4. The expression vector of porcine pseudorabies virus glycoprotein gD according to claim 3, characterized in that: the starting vector for constructing the expression vector was pXMJ 19.

5. The expression vector according to any one of claims 1, 2 and 4, comprising the sequence of SEQ ID NO: the expression vector is the vector H36-PRV-gD shown in figure 6.
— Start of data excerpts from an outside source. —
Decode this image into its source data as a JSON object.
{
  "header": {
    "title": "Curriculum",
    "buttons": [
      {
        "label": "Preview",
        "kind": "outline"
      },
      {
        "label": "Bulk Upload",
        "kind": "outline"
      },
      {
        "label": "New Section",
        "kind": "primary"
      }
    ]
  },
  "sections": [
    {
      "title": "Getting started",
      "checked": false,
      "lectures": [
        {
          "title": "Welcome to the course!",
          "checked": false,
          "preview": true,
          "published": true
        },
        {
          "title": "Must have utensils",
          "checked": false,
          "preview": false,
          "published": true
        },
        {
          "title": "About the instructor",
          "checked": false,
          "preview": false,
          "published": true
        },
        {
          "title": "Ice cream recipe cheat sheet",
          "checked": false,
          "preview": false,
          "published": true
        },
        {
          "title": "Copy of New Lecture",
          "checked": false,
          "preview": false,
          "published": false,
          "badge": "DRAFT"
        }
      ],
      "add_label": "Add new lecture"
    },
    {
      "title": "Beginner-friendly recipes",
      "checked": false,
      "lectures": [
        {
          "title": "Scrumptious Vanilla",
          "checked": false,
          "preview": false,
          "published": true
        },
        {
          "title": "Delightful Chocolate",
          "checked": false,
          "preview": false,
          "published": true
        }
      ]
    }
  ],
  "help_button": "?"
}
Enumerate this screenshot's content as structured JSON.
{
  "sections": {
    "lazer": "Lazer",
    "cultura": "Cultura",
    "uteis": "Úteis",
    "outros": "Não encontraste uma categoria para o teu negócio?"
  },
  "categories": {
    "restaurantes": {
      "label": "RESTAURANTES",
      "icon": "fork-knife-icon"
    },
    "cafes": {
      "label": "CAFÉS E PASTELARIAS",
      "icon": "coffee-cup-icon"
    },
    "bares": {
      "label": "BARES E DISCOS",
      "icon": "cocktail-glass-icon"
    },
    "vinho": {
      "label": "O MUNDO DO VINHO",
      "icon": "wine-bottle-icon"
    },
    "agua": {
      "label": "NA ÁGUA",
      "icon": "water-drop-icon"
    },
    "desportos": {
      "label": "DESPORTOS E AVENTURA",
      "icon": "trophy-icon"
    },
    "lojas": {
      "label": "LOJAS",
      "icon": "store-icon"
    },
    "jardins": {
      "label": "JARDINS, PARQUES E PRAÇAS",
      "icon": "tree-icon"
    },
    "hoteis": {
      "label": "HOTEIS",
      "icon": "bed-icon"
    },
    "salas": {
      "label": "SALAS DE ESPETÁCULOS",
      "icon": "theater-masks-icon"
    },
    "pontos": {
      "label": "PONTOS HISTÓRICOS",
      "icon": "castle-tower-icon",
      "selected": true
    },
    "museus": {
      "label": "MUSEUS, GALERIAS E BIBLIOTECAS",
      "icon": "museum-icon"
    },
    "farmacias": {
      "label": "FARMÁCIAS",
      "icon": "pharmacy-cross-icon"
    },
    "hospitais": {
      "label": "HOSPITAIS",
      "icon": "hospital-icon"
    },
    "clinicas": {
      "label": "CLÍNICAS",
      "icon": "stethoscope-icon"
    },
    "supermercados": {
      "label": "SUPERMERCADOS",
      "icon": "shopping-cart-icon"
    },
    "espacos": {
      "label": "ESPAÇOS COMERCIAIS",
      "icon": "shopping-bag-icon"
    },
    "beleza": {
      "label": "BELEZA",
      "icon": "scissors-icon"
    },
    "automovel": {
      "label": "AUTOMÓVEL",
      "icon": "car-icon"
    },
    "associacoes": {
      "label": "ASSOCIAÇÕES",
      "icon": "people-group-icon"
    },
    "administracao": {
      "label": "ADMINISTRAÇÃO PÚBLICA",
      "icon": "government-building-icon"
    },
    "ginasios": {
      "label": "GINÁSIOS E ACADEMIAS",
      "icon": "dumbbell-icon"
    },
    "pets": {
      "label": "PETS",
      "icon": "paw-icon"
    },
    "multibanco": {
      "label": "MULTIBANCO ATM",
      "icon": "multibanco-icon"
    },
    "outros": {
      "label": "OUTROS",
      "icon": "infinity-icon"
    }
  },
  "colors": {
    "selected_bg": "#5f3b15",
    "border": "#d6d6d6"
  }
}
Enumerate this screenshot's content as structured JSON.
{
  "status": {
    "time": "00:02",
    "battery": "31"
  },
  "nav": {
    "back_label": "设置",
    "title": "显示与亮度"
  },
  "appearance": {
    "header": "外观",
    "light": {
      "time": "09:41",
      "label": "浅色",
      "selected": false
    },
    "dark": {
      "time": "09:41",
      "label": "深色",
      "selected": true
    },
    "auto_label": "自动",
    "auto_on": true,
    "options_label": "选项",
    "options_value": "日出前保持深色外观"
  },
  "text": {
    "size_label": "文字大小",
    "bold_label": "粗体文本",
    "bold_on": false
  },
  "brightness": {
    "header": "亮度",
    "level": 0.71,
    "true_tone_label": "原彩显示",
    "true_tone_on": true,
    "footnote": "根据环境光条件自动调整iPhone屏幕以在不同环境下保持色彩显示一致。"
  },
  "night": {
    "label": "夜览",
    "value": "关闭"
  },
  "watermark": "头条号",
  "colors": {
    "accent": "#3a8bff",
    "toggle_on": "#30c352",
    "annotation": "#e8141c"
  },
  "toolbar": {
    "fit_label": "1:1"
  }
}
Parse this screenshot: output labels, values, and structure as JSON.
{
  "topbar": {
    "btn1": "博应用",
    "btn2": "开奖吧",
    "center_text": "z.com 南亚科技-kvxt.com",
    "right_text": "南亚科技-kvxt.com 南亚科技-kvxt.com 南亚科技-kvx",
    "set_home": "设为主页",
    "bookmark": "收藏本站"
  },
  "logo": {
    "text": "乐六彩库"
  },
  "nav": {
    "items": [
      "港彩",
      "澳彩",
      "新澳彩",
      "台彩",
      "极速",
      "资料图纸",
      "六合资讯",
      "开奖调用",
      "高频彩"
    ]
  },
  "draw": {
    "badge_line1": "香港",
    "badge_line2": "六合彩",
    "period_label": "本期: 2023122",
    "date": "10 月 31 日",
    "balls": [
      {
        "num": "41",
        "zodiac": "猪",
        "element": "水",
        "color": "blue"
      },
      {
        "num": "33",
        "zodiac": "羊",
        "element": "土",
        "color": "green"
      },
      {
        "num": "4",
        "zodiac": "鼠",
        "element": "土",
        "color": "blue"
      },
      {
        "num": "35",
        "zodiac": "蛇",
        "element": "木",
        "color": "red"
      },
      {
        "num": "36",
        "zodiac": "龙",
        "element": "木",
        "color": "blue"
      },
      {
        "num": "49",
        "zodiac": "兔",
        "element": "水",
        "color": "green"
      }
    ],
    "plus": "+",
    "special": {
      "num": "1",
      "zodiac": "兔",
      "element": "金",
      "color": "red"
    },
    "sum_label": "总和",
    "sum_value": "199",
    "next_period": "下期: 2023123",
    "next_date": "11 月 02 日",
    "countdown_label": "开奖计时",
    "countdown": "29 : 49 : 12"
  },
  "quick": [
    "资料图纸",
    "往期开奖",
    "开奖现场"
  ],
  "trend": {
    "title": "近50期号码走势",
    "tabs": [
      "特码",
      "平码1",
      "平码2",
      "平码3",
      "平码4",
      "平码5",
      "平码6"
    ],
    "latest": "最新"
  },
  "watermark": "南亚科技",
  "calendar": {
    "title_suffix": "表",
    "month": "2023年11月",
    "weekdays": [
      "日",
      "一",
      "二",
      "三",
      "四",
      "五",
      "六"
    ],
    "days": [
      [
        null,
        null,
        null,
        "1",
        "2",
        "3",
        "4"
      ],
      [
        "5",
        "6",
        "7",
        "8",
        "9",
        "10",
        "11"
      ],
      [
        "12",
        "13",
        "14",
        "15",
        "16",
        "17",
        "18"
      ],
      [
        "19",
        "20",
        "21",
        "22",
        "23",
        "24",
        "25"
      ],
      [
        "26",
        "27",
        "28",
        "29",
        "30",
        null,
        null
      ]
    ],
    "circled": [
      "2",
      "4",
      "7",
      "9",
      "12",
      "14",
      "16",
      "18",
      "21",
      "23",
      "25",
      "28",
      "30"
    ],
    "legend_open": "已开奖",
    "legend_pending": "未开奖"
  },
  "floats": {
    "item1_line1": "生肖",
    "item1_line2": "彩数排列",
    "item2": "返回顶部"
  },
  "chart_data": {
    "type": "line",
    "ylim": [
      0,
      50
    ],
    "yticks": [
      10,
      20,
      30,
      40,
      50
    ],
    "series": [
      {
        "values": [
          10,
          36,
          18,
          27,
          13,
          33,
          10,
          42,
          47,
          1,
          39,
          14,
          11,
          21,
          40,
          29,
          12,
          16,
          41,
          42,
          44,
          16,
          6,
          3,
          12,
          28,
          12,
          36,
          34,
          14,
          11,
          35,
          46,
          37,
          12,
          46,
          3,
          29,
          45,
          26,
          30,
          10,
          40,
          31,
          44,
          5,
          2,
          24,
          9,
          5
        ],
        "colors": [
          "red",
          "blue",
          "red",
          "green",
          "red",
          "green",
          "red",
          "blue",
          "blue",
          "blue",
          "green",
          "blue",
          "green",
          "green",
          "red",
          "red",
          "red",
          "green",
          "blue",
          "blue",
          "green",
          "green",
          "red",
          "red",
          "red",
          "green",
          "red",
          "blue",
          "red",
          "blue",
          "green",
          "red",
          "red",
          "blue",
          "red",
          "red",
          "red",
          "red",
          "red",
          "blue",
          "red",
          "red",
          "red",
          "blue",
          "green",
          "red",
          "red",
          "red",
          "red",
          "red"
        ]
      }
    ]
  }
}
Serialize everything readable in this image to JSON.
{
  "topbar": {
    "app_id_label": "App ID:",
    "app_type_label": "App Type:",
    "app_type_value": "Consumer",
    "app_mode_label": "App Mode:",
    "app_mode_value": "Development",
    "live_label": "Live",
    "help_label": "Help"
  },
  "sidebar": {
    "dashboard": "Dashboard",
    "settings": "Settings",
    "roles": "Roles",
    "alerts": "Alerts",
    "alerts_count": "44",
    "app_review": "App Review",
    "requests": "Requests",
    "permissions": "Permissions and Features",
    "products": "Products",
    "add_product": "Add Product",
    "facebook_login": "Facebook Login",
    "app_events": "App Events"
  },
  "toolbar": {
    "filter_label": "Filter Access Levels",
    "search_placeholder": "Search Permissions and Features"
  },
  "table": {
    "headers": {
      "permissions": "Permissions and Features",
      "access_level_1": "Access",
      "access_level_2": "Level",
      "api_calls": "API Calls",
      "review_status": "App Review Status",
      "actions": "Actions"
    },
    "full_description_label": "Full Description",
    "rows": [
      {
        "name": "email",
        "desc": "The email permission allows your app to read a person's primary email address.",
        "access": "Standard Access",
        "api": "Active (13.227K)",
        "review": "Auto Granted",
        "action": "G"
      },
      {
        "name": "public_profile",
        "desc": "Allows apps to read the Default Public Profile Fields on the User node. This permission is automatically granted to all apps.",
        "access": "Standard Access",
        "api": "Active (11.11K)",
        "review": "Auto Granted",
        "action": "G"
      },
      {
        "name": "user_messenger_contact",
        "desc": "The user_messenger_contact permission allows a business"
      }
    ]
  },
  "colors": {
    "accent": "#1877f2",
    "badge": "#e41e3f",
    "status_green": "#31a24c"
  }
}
6. The method for producing an expression vector for porcine pseudorabies virus glycoprotein gD according to any of claims 1 to 5, wherein: comprises the steps of (a) preparing a mixture of a plurality of raw materials,

based on pXMJ19-PRV-gD plasmid, double enzyme digestion is carried out through enzyme digestion sites EcoR V and Hind III, and the product is homologously recombined with a constitutive promoter H36.

7. The method for preparing an expression vector for porcine pseudorabies virus glycoprotein gD according to claim 6, wherein: the method for constructing the target gene expression vector pXMJ19-PRV-gD by the corynebacterium glutamicum expression plasmid pXMJ19 comprises the following steps,

8. The method for producing the expression vector for porcine pseudorabies virus glycoprotein gD according to claim 6 or 7, wherein: the product is homologously recombined with a constitutive promoter H36 by the specific method comprising,

9. An engineered bacterium constructed from the expression vector of porcine pseudorabies virus glycoprotein gD according to any one of claims 1 to 5.

10. The use of the engineered bacterium of claim 9 to express porcine pseudorabies virus glycoprotein gD.